- Around Naija: Season 1

= Around Naija =

TV show in Nigeria

Around Naija is a Nigerian reality show which focuses on the people of Nigeria and Nigeria's history.

== Competition ==
Around Naija engages 37 participants each from the 36 states of the country and the Federal Capital Territory.

Formerly designed as a road-show/tour around the country, It was restructured in line with the security status of the nation, and now holds in one particular city but still features the full 37 contestants. The Around Naija reality TV show seeks to engage participants in tasks that highlights the economic and socio-cultural values of the various ethnic groups in Nigeria – their food, language, dance, music, history, clothes and culture.

The reality show which is predominantly competitive and informative in nature, and is designed to be a socio-cultural experiment as certain components of the reality show helps to showcase talent, potential and behavioural characteristics of participants or contestants.

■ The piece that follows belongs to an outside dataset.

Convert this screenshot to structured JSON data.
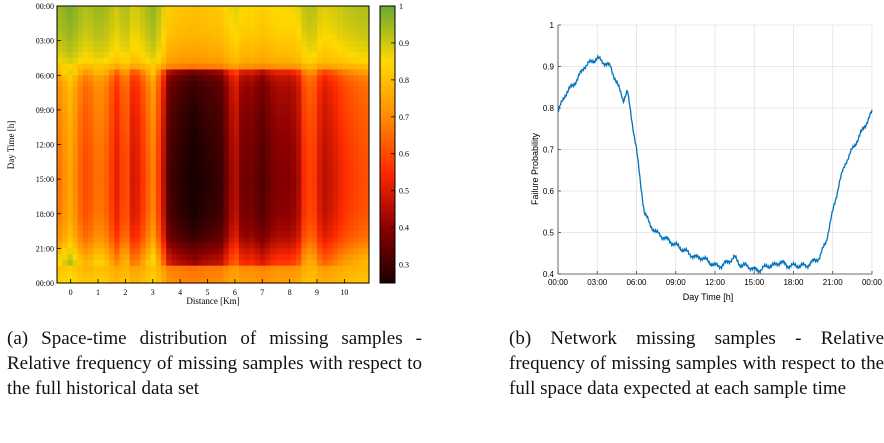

The winner of the competition and the first and second runners-up goes home with N10 million, N5 million and N2 million respectively concluded.

== Audition ==
The audition for Around Naija was conducted online across the country, in line with the ‘new normal’ of social and physical distancing as stipulated in the Corona Virus, COVID-19 pandemic protocols.

== Brand ambassador ==
Former footballer for the Super Eagles of Nigeria, AFC Ajax, Arsenal FC and Inter Milan FC, Nwankwo Kanu is the brand ambassador of Around Naija. The choice of him being the brand ambassador was based around his victories in the Premier League and the UEFA Champions League, and his influence amongst young Nigerians.